Angered by the carelessness shown by Bhopal Municipal Corporation (BMC) in complying by National Green Tribunal’s (NGT) orders to relocate the Jinsi slaughterhouse to a new location outside Bhopal Municipal Corporation limits, the central bench of the NGT has now ordered for the immediate closure of Bhopal’s only such facility.
The NGT feels that it was the only way to ensure compliance of its previous orders to shift the facility, which BMC has not been taking seriously as the existing slaughterhouse was being allowed to be continued.
Municipal Commissioner Vijay Dutta said the order was received on Wednesday and he has written to the district collector and the state government for compliance. Another senior officer said the government is likely to challenge the NGT order in the high court because “it’s not possible to comply with the order of immediate closure.”
Moreover, the BMC counsel said that BMC does not have the political support to carry out the orders issued by NGT to shift the slaughterhouse.
A Bhopal resident had moved the tribunal in 2014 seeking relocation of the slaughterhouse, in Jinsi locality, arguing that it was polluting a nearby water body. The NGT had ordered the shifting of the slaughterhouse in 2015. Since then, the matter has been stuck due to either administrative or various political reasons.
The latest objection came from the Congress’ side after Digvijay Singh objectedd to the site of the new slaughterhouse, Aadampur Chhawani, on the pretext that it would hurt religious sentiments of devotees who visit a famous temple nearby.
Digvijay Singh’s son and state urban development minister Jaivardhan Singh had responded to the objection and announced that the slaughterhouse will not be built at the new site.
In the latest order, the tribunal noted that it had given sufficient time to the state for searching an alternate place to relocate the facility and extended the date of closure first to June 2016.
It had then extended the deadline to March 31, 2018 in the subsequent hearing and also ordered the state government to deposit a penalty of Rs one crore.

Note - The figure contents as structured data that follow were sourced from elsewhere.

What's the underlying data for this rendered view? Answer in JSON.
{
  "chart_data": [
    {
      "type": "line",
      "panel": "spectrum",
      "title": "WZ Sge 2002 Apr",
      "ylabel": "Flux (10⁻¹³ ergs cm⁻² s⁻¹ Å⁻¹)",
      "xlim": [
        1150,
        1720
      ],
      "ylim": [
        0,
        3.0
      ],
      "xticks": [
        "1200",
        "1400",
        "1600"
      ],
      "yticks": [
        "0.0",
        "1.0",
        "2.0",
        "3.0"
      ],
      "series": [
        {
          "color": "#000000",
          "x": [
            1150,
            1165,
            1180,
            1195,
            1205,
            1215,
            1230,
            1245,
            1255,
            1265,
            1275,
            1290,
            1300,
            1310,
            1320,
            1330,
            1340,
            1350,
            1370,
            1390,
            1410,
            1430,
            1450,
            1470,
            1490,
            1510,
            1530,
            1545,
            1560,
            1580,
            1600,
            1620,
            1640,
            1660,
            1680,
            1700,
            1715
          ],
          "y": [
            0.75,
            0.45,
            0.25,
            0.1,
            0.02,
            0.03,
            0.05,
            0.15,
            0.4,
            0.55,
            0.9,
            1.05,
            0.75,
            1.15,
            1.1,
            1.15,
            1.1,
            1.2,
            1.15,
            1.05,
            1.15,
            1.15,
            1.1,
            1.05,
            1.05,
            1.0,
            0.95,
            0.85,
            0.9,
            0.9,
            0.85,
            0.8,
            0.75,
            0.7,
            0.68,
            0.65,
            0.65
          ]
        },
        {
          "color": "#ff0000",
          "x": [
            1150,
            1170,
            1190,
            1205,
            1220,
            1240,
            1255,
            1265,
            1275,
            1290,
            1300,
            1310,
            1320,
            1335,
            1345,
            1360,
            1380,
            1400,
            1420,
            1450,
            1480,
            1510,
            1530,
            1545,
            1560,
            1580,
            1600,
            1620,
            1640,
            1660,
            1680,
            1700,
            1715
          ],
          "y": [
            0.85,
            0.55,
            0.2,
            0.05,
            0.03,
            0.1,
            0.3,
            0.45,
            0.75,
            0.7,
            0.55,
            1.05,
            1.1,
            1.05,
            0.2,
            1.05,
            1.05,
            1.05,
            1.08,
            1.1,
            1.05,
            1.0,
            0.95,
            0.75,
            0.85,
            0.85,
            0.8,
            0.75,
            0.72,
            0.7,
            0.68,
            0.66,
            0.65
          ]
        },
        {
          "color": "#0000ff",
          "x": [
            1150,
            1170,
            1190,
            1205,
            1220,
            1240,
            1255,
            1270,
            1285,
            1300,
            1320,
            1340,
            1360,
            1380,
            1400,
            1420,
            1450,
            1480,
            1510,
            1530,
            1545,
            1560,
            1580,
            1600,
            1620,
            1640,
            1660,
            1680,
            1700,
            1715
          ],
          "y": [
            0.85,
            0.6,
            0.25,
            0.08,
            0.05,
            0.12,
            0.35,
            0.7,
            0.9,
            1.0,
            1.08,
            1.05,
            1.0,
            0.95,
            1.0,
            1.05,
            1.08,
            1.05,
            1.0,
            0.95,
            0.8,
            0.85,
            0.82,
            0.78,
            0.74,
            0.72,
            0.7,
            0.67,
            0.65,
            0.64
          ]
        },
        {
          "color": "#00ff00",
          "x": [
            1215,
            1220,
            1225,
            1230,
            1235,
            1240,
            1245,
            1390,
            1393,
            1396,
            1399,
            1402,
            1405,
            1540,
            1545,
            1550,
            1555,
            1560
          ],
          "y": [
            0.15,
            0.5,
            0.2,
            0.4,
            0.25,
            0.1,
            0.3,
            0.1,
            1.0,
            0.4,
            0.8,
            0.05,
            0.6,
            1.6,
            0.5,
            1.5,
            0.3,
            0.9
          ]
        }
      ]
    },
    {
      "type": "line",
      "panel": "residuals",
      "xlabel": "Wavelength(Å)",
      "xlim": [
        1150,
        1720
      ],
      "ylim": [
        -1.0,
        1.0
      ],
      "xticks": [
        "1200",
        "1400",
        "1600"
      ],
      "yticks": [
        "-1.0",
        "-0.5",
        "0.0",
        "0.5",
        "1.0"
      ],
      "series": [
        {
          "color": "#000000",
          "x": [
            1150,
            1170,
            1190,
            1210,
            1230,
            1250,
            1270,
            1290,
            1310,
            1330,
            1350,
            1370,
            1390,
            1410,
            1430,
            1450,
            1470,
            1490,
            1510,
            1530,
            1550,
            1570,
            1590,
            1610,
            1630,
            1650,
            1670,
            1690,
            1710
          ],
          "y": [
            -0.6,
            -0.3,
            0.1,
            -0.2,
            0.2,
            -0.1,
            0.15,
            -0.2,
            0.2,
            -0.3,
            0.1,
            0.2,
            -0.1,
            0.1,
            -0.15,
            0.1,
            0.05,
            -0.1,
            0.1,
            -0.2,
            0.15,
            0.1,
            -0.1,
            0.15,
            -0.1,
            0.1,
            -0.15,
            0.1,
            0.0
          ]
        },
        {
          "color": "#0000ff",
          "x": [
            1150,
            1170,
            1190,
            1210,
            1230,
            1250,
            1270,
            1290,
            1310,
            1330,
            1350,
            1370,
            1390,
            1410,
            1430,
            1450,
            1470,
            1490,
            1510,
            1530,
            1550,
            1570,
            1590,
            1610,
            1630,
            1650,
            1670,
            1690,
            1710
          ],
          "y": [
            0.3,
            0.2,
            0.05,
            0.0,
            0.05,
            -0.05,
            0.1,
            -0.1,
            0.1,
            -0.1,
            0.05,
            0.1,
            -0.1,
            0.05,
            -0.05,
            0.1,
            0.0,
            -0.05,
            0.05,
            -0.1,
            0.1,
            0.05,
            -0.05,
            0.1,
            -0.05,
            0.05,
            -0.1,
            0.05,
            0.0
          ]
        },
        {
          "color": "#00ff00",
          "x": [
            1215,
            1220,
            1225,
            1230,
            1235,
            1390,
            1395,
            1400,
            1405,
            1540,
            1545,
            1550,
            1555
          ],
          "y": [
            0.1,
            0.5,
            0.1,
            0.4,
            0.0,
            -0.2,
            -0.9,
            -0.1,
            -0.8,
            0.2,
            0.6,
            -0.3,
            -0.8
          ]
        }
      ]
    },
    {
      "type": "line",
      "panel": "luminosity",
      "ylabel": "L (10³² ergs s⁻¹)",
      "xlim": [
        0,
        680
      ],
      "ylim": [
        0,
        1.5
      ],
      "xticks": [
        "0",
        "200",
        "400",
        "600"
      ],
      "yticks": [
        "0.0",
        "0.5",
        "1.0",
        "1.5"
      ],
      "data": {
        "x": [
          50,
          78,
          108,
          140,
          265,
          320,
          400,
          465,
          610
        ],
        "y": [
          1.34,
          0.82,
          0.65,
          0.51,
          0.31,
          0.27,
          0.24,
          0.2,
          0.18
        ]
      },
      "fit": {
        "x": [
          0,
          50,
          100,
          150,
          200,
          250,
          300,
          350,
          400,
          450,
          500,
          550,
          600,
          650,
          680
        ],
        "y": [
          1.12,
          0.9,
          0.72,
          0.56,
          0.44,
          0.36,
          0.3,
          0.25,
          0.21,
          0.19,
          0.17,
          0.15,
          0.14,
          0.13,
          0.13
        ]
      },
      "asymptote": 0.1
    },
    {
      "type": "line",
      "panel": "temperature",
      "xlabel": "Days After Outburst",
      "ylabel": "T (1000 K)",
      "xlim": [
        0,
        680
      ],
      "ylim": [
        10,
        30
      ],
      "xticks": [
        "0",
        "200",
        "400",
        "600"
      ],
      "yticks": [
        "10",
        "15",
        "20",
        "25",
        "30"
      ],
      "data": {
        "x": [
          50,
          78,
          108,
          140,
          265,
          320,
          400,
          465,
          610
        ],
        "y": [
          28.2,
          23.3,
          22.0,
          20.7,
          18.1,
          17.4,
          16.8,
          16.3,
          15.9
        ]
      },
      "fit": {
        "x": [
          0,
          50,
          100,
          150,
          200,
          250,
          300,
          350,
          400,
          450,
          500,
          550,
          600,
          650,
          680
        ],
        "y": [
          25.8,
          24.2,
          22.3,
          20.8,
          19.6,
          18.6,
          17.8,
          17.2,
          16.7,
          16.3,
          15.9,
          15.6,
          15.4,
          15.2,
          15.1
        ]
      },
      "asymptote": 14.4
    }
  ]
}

In the next hearing, the tribunal passed another order seeking Rs two crore in performance guarantee and a penalty of Rs 10,000 for each day’s delay in shifting the facility. By June 2019, the recurring penalty reached Rs 45.70 lakh.
However, when construction did not start by July 18, 2019, the tribunal granted time till December 31, 2019, and sought a performance guarantee of Rs five crore and continued the daily fine, dismissing the municipal corporation’s plea for exemption. On that day, the BMC counsel in the presence of BMC commissioner had told the NGT that land for the new slaughterhouse has been identified and earmarked and BMC would undertake the construction of new slaughterhouse on its own because no firm had shown interest in the tenders floated for the purpose.
Issuing the closure orders, the tribunal noted, “On every date of hearing, submissions with different reasons are being made and the fact remains that since 2015, the slaughterhouse is operating at the same place in Bhopal. The respondents are not bothered to expedite the work of the new slaughterhouse,” adding that the tribunal was of the opinion that an immediate closure was the only option to ensure compliance of its previous orders.
It has directed the Bhopal SSP to assist the district administration to effect a closure. While posting the matter to November 7, it also asked the Bhopal district magistrate to submit a personal affidavit at least three days in advance.
Meanwhile, Congress councillor Mohammed Sagar, who had led an agitation against proposed closure, said thousands of people will suffer by the move because the slaughterhouse is a source of livelihood for meat traders as well as those who sell goats and buffaloes.
He alleged that authorities locked the slaughterhouse on Wednesday itself but the police denied doing so.